The Court of Criminal Appeals last week denied a stay of execution for Robert Wayne Harris, convicted in 2000 of killing two people during a shooting spree at the Mi-T-Fine Car Wash in Irving. Unless the federal courts intervene, on Sept. 20 he'll be the eighth man executed in Texas this year.
Harris, who had been fired from the car wash three days prior to the shooting, opened fire on his former colleagues shortly after the car wash opened, killing five of six employees. He was sentenced to death for the murders of cashier Rhoda Wheeler and assistant manager Augustin Villasenor.
Harris confessed to the crime, and at trial his defense attorney failed to offer any witnesses. An all-white jury convicted Harris (who is black) after just 15 minutes of deliberation. The defense also failed to hire an investigator to ferret out mitigating evidence that could have spared Harris' life, so when, during the punishment-stage deliberations, jurors asked the judge for such evidence, like school or psychological records, to consider in deciding whether to impose a life sentence instead of death, there was none. After a total of three days in court, the jury sentenced Harris to die.
In his first appeal to the CCA, Harris argued that the state violated his due process rights during jury selection by improperly striking qualified black jurors. That appeal was denied. On Aug. 27, Harris' attorney Lydia Brandt tried again, arguing to the CCA that the court should reconsider the issue based on the U.S. Supreme Court's 2005 decision in the case of Thomas Miller-El. There, prosecutors excluded 91% of eligible black jurors, a "disparity unlikely to have been produced by happenstance," the court wrote. The CCA should reopen Harris' case, Brandt wrote, because of the "exceptional miscarriage of justice" that occurred.
The CCA denied Harris' appeal for a stay on Sept. 5, saying there was no "new legal basis" created under Miller-El that would prompt them to reopen the case. Brandt disagrees; the CCA has previously said Miller-El created "a new legal landscape" in Texas, but now "when it comes to my client, they say it's not a new legal basis." Brandt will appeal the case to the Supremes, asking them to stay the case pending further review.
In another twist, Brandt says Texas Attorney General Greg Abbott's office has blocked attempts to set up a reconciliation meeting between Harris and a family member of one of his victims.
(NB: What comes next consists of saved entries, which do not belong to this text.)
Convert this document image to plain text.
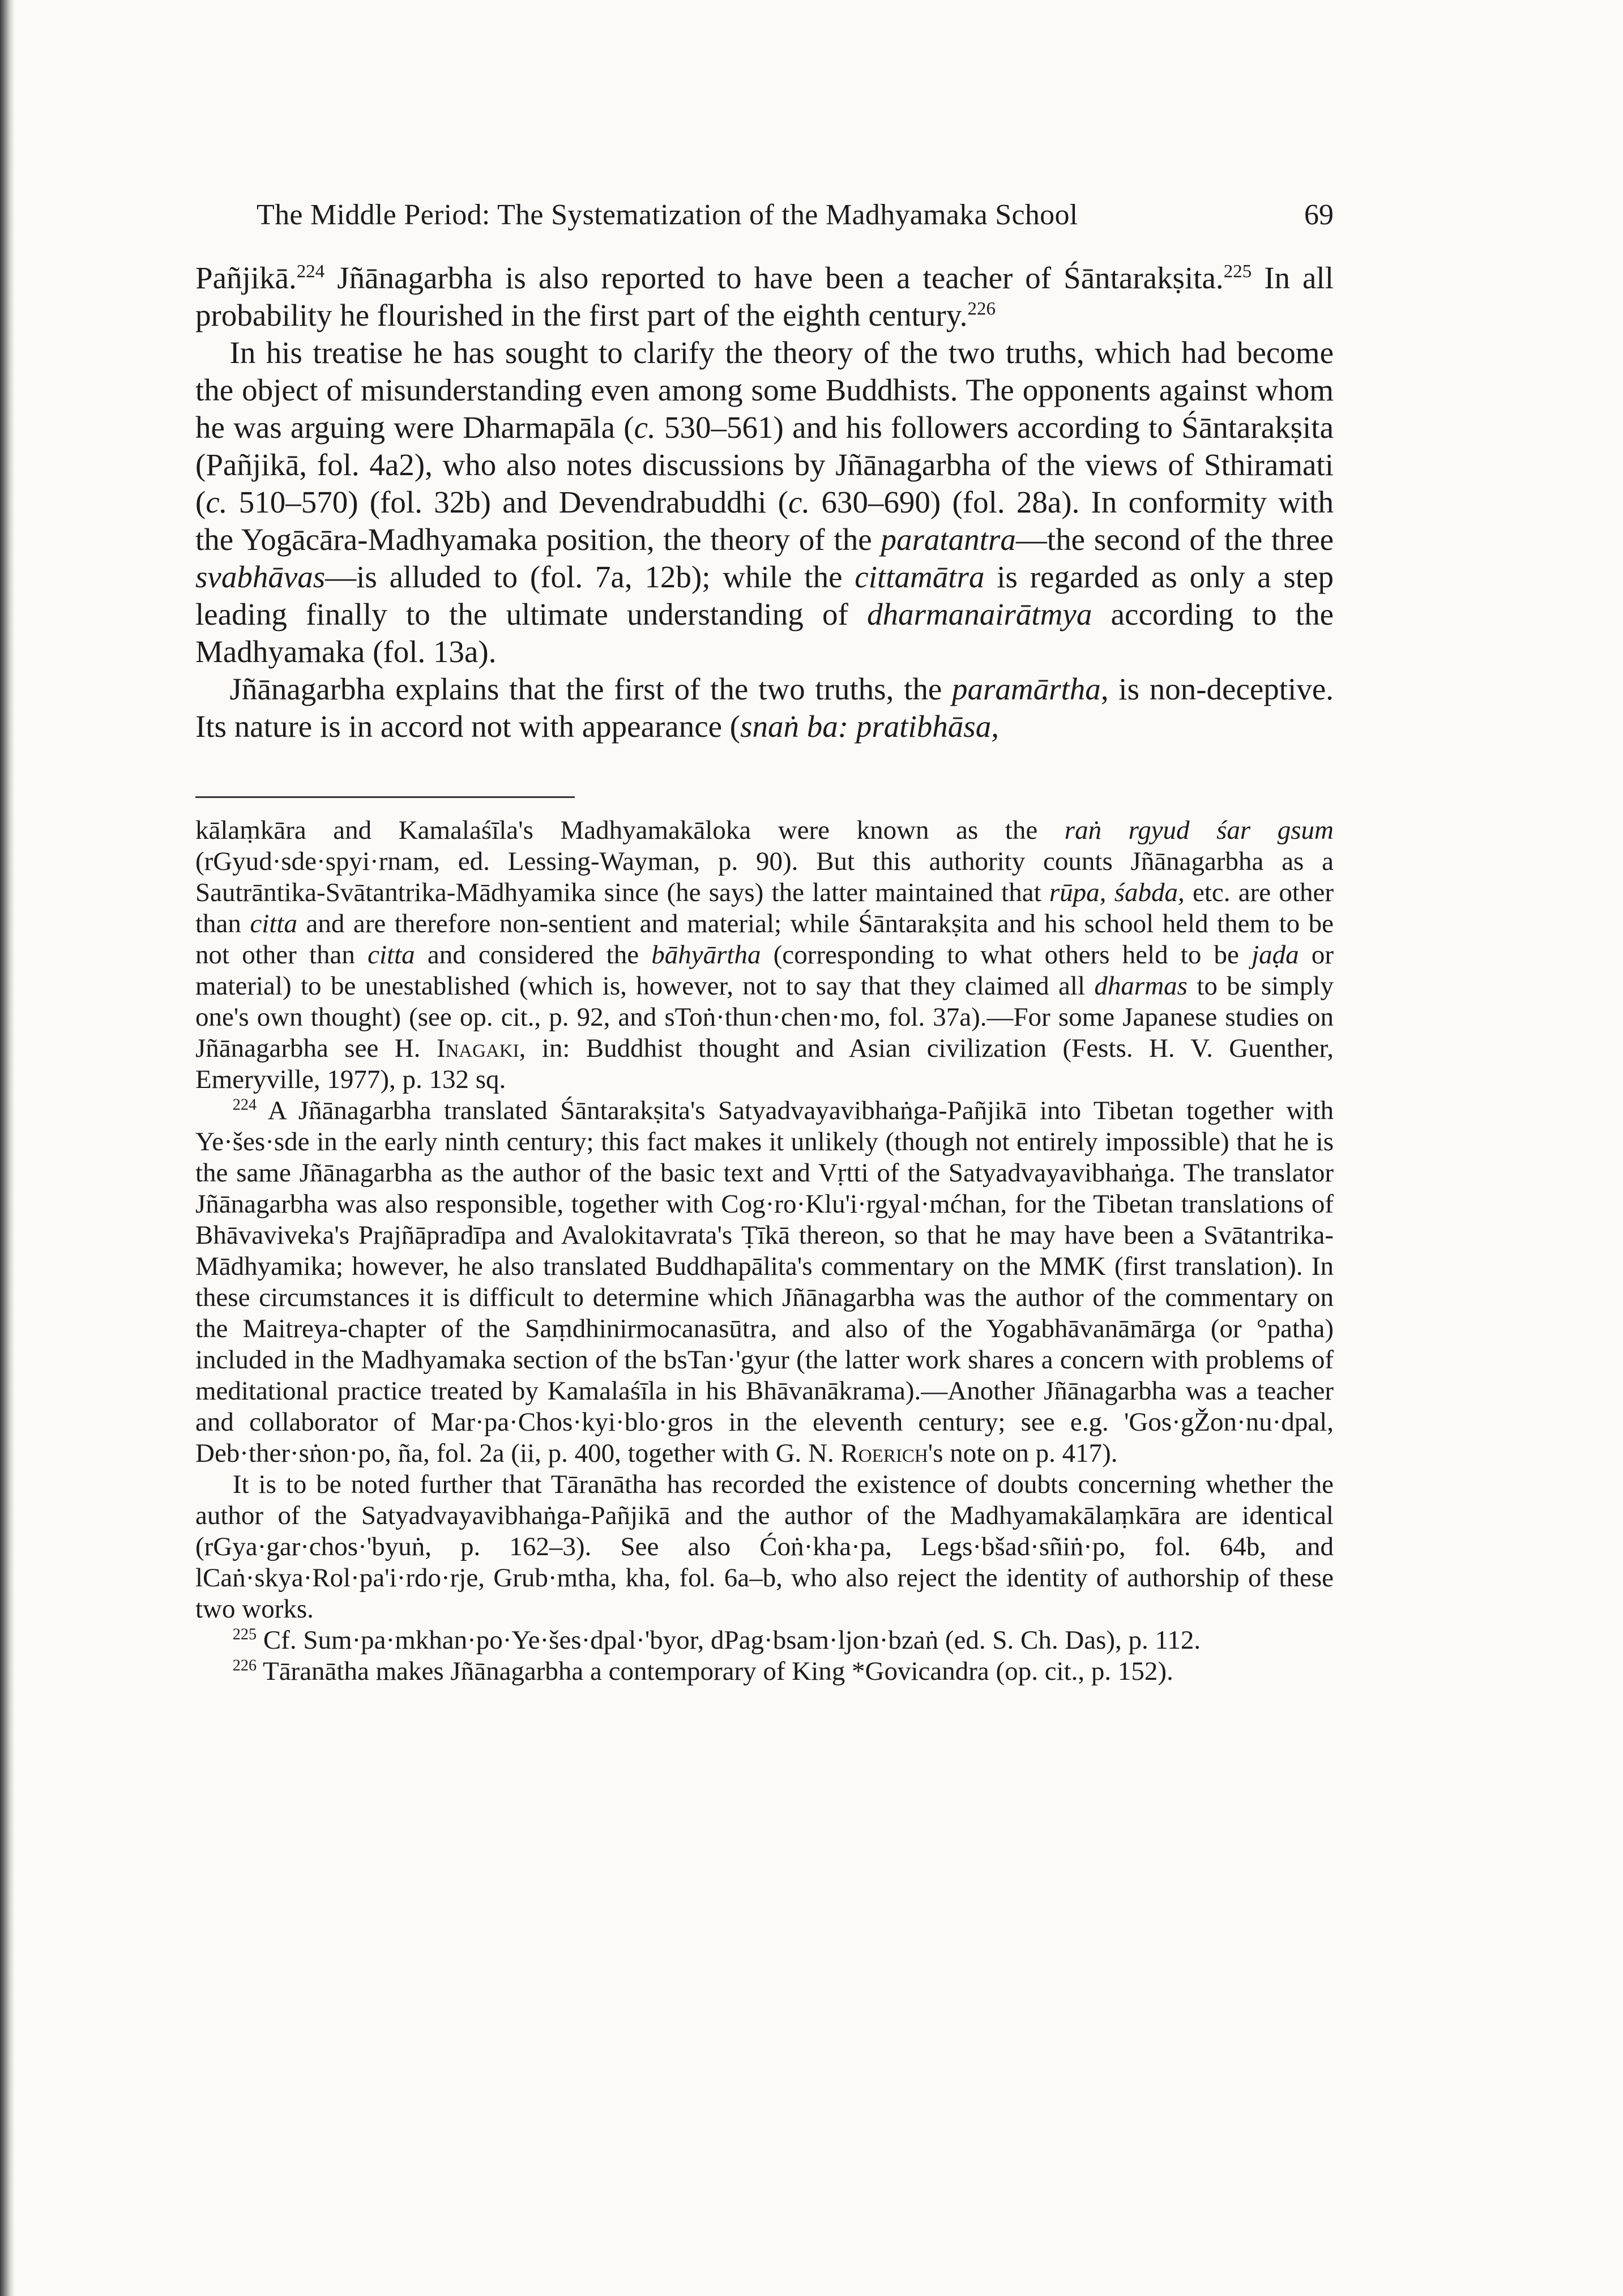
The Middle Period: The Systematization of the Madhyamaka School	69

Pañjikā.$^{224}$ Jñānagarbha is also reported to have been a teacher of Śāntarakṣita.$^{225}$ In all probability he flourished in the first part of the eighth century.$^{226}$

In his treatise he has sought to clarify the theory of the two truths, which had become the object of misunderstanding even among some Buddhists. The opponents against whom he was arguing were Dharmapāla (c. 530–561) and his followers according to Śāntarakṣita (Pañjikā, fol. 4a2), who also notes discussions by Jñānagarbha of the views of Sthiramati (c. 510–570) (fol. 32b) and Devendrabuddhi (c. 630–690) (fol. 28a). In conformity with the Yogācāra-Madhyamaka position, the theory of the paratantra—the second of the three svabhāvas—is alluded to (fol. 7a, 12b); while the cittamātra is regarded as only a step leading finally to the ultimate understanding of dharmanairātmya according to the Madhyamaka (fol. 13a).

Jñānagarbha explains that the first of the two truths, the paramārtha, is non-deceptive. Its nature is in accord not with appearance (snaṅ ba: pratibhāsa,

kālaṃkāra and Kamalaśīla's Madhyamakāloka were known as the raṅ rgyud śar gsum (rGyud·sde·spyi·rnam, ed. Lessing-Wayman, p. 90). But this authority counts Jñānagarbha as a Sautrāntika-Svātantrika-Mādhyamika since (he says) the latter maintained that rūpa, śabda, etc. are other than citta and are therefore non-sentient and material; while Śāntarakṣita and his school held them to be not other than citta and considered the bāhyārtha (corresponding to what others held to be jaḍa or material) to be unestablished (which is, however, not to say that they claimed all dharmas to be simply one's own thought) (see op. cit., p. 92, and sToṅ·thun·chen·mo, fol. 37a).—For some Japanese studies on Jñānagarbha see H. Inagaki, in: Buddhist thought and Asian civilization (Fests. H. V. Guenther, Emeryville, 1977), p. 132 sq.

$^{224}$ A Jñānagarbha translated Śāntarakṣita's Satyadvayavibhaṅga-Pañjikā into Tibetan together with Ye·šes·sde in the early ninth century; this fact makes it unlikely (though not entirely impossible) that he is the same Jñānagarbha as the author of the basic text and Vṛtti of the Satyadvayavibhaṅga. The translator Jñānagarbha was also responsible, together with Cog·ro·Klu'i·rgyal·mćhan, for the Tibetan translations of Bhāvaviveka's Prajñāpradīpa and Avalokitavrata's Ṭīkā thereon, so that he may have been a Svātantrika-Mādhyamika; however, he also translated Buddhapālita's commentary on the MMK (first translation). In these circumstances it is difficult to determine which Jñānagarbha was the author of the commentary on the Maitreya-chapter of the Saṃdhinirmocanasūtra, and also of the Yogabhāvanāmārga (or °patha) included in the Madhyamaka section of the bsTan·'gyur (the latter work shares a concern with problems of meditational practice treated by Kamalaśīla in his Bhāvanākrama).—Another Jñānagarbha was a teacher and collaborator of Mar·pa·Chos·kyi·blo·gros in the eleventh century; see e.g. 'Gos·gŽon·nu·dpal, Deb·ther·sṅon·po, ña, fol. 2a (ii, p. 400, together with G. N. Roerich's note on p. 417).

It is to be noted further that Tāranātha has recorded the existence of doubts concerning whether the author of the Satyadvayavibhaṅga-Pañjikā and the author of the Madhyamakālaṃkāra are identical (rGya·gar·chos·'byuṅ, p. 162–3). See also Ćoṅ·kha·pa, Legs·bšad·sñiṅ·po, fol. 64b, and lCaṅ·skya·Rol·pa'i·rdo·rje, Grub·mtha, kha, fol. 6a–b, who also reject the identity of authorship of these two works.

$^{225}$ Cf. Sum·pa·mkhan·po·Ye·šes·dpal·'byor, dPag·bsam·ljon·bzaṅ (ed. S. Ch. Das), p. 112.

$^{226}$ Tāranātha makes Jñānagarbha a contemporary of King *Govicandra (op. cit., p. 152).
According to an Aug. 1 letter to Brandt from Assistant Attorney General Georgette Oden, participation in the Texas Department of Criminal Justice's Victim Offender Mediation/Dialogue Program would require Harris to "admit guilt and accept responsibility" for his crimes. Harris cannot agree to that because of ongoing litigation, Brandt says, but she suggested that the family member might want to meet with her and have as many questions answered as possible. The state has not provided any information about the family member seeking the meeting and, to Brandt's knowledge, has not passed her contact information on to said family member. AG office spokesman Tom Kelley wrote in an email that Brandt never told them whether Harris would participate "under the prescribed requirements" for mediation, and also that the office has lost contact with the family member in question.
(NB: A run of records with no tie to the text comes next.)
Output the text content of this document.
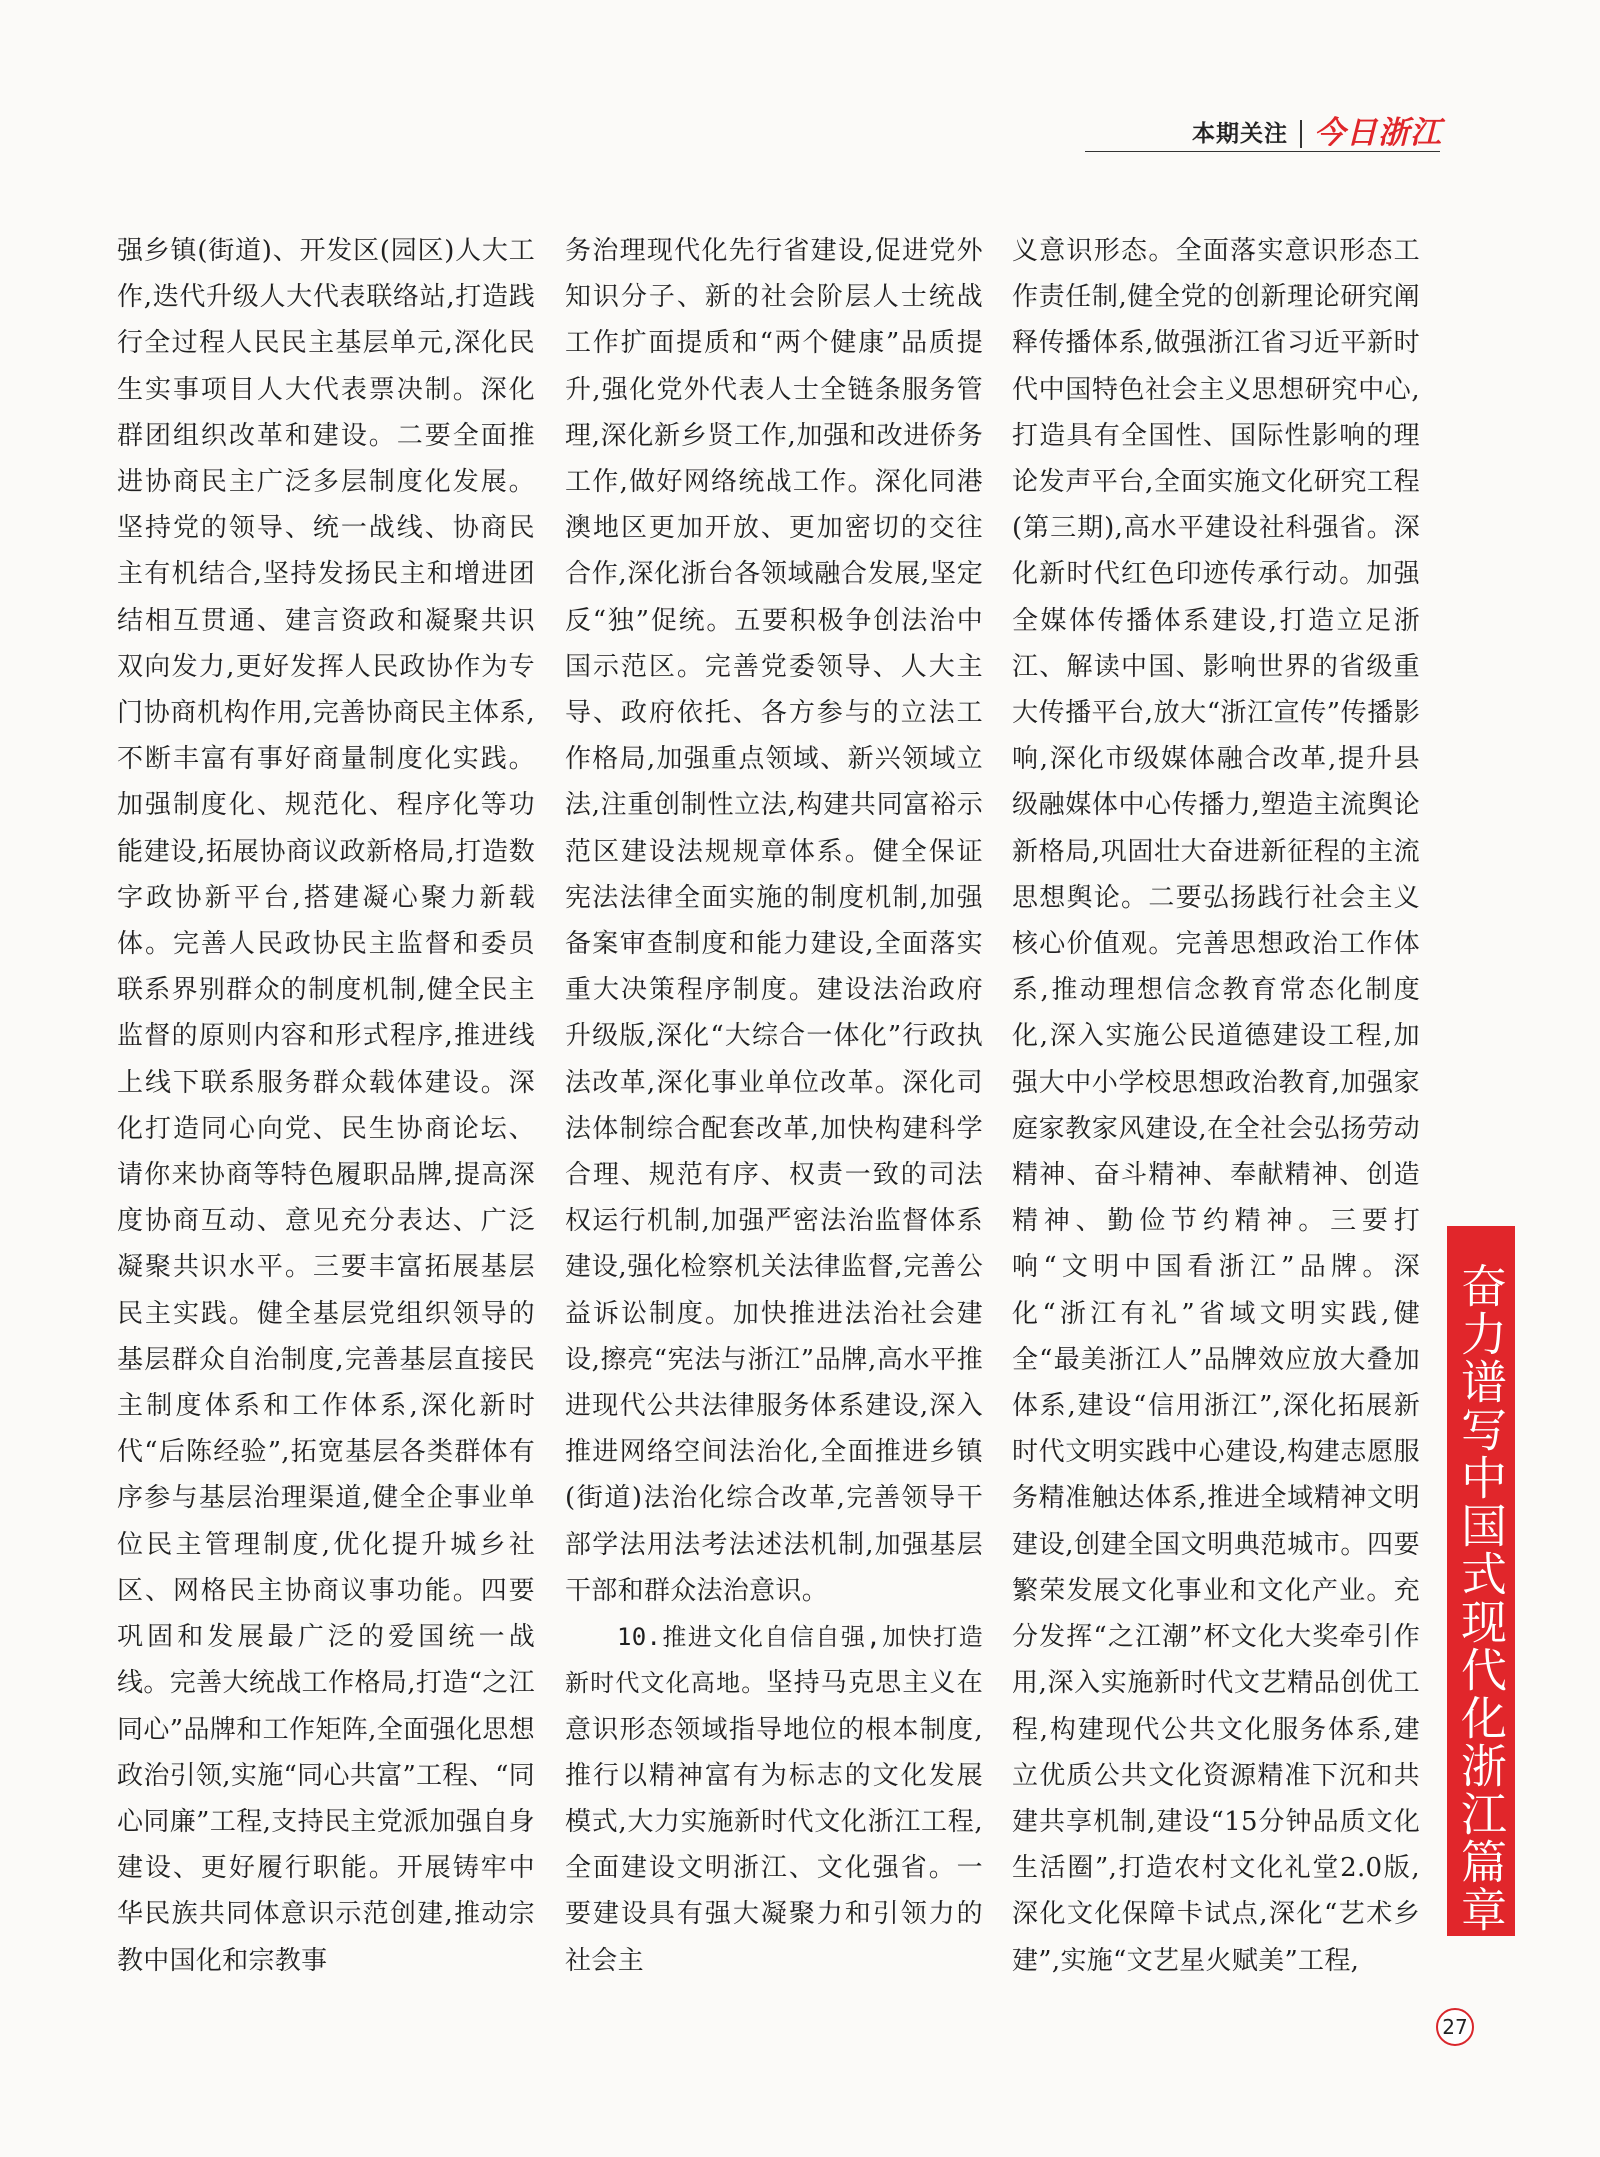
本期关注 今日浙江

强乡镇(街道)、开发区(园区)人大工作,迭代升级人大代表联络站,打造践行全过程人民民主基层单元,深化民生实事项目人大代表票决制。深化群团组织改革和建设。二要全面推进协商民主广泛多层制度化发展。坚持党的领导、统一战线、协商民主有机结合,坚持发扬民主和增进团结相互贯通、建言资政和凝聚共识双向发力,更好发挥人民政协作为专门协商机构作用,完善协商民主体系,不断丰富有事好商量制度化实践。加强制度化、规范化、程序化等功能建设,拓展协商议政新格局,打造数字政协新平台,搭建凝心聚力新载体。完善人民政协民主监督和委员联系界别群众的制度机制,健全民主监督的原则内容和形式程序,推进线上线下联系服务群众载体建设。深化打造同心向党、民生协商论坛、请你来协商等特色履职品牌,提高深度协商互动、意见充分表达、广泛凝聚共识水平。三要丰富拓展基层民主实践。健全基层党组织领导的基层群众自治制度,完善基层直接民主制度体系和工作体系,深化新时代“后陈经验”,拓宽基层各类群体有序参与基层治理渠道,健全企事业单位民主管理制度,优化提升城乡社区、网格民主协商议事功能。四要巩固和发展最广泛的爱国统一战线。完善大统战工作格局,打造“之江同心”品牌和工作矩阵,全面强化思想政治引领,实施“同心共富”工程、“同心同廉”工程,支持民主党派加强自身建设、更好履行职能。开展铸牢中华民族共同体意识示范创建,推动宗教中国化和宗教事

务治理现代化先行省建设,促进党外知识分子、新的社会阶层人士统战工作扩面提质和“两个健康”品质提升,强化党外代表人士全链条服务管理,深化新乡贤工作,加强和改进侨务工作,做好网络统战工作。深化同港澳地区更加开放、更加密切的交往合作,深化浙台各领域融合发展,坚定反“独”促统。五要积极争创法治中国示范区。完善党委领导、人大主导、政府依托、各方参与的立法工作格局,加强重点领域、新兴领域立法,注重创制性立法,构建共同富裕示范区建设法规规章体系。健全保证宪法法律全面实施的制度机制,加强备案审查制度和能力建设,全面落实重大决策程序制度。建设法治政府升级版,深化“大综合一体化”行政执法改革,深化事业单位改革。深化司法体制综合配套改革,加快构建科学合理、规范有序、权责一致的司法权运行机制,加强严密法治监督体系建设,强化检察机关法律监督,完善公益诉讼制度。加快推进法治社会建设,擦亮“宪法与浙江”品牌,高水平推进现代公共法律服务体系建设,深入推进网络空间法治化,全面推进乡镇(街道)法治化综合改革,完善领导干部学法用法考法述法机制,加强基层干部和群众法治意识。

10.推进文化自信自强,加快打造新时代文化高地。坚持马克思主义在意识形态领域指导地位的根本制度,推行以精神富有为标志的文化发展模式,大力实施新时代文化浙江工程,全面建设文明浙江、文化强省。一要建设具有强大凝聚力和引领力的社会主

义意识形态。全面落实意识形态工作责任制,健全党的创新理论研究阐释传播体系,做强浙江省习近平新时代中国特色社会主义思想研究中心,打造具有全国性、国际性影响的理论发声平台,全面实施文化研究工程(第三期),高水平建设社科强省。深化新时代红色印迹传承行动。加强全媒体传播体系建设,打造立足浙江、解读中国、影响世界的省级重大传播平台,放大“浙江宣传”传播影响,深化市级媒体融合改革,提升县级融媒体中心传播力,塑造主流舆论新格局,巩固壮大奋进新征程的主流思想舆论。二要弘扬践行社会主义核心价值观。完善思想政治工作体系,推动理想信念教育常态化制度化,深入实施公民道德建设工程,加强大中小学校思想政治教育,加强家庭家教家风建设,在全社会弘扬劳动精神、奋斗精神、奉献精神、创造精神、勤俭节约精神。三要打响“文明中国看浙江”品牌。深化“浙江有礼”省域文明实践,健全“最美浙江人”品牌效应放大叠加体系,建设“信用浙江”,深化拓展新时代文明实践中心建设,构建志愿服务精准触达体系,推进全域精神文明建设,创建全国文明典范城市。四要繁荣发展文化事业和文化产业。充分发挥“之江潮”杯文化大奖牵引作用,深入实施新时代文艺精品创优工程,构建现代公共文化服务体系,建立优质公共文化资源精准下沉和共建共享机制,建设“15分钟品质文化生活圈”,打造农村文化礼堂2.0版,深化文化保障卡试点,深化“艺术乡建”,实施“文艺星火赋美”工程,

奋力谱写中国式现代化浙江篇章
27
Because John Balentine, sentenced to die for a triple murder in Amarillo, was granted a stay to allow for a review of his claim that he received ineffective assistance of counsel, Harris would next week become the 485th person executed in Texas since reinstatement of the death penalty, and the 246th during the tenure of Gov. Rick Perry. (For more on Balentine's case, see "Ineffective Counsel Blamed in Death Row Inmate's Case," Aug. 17.)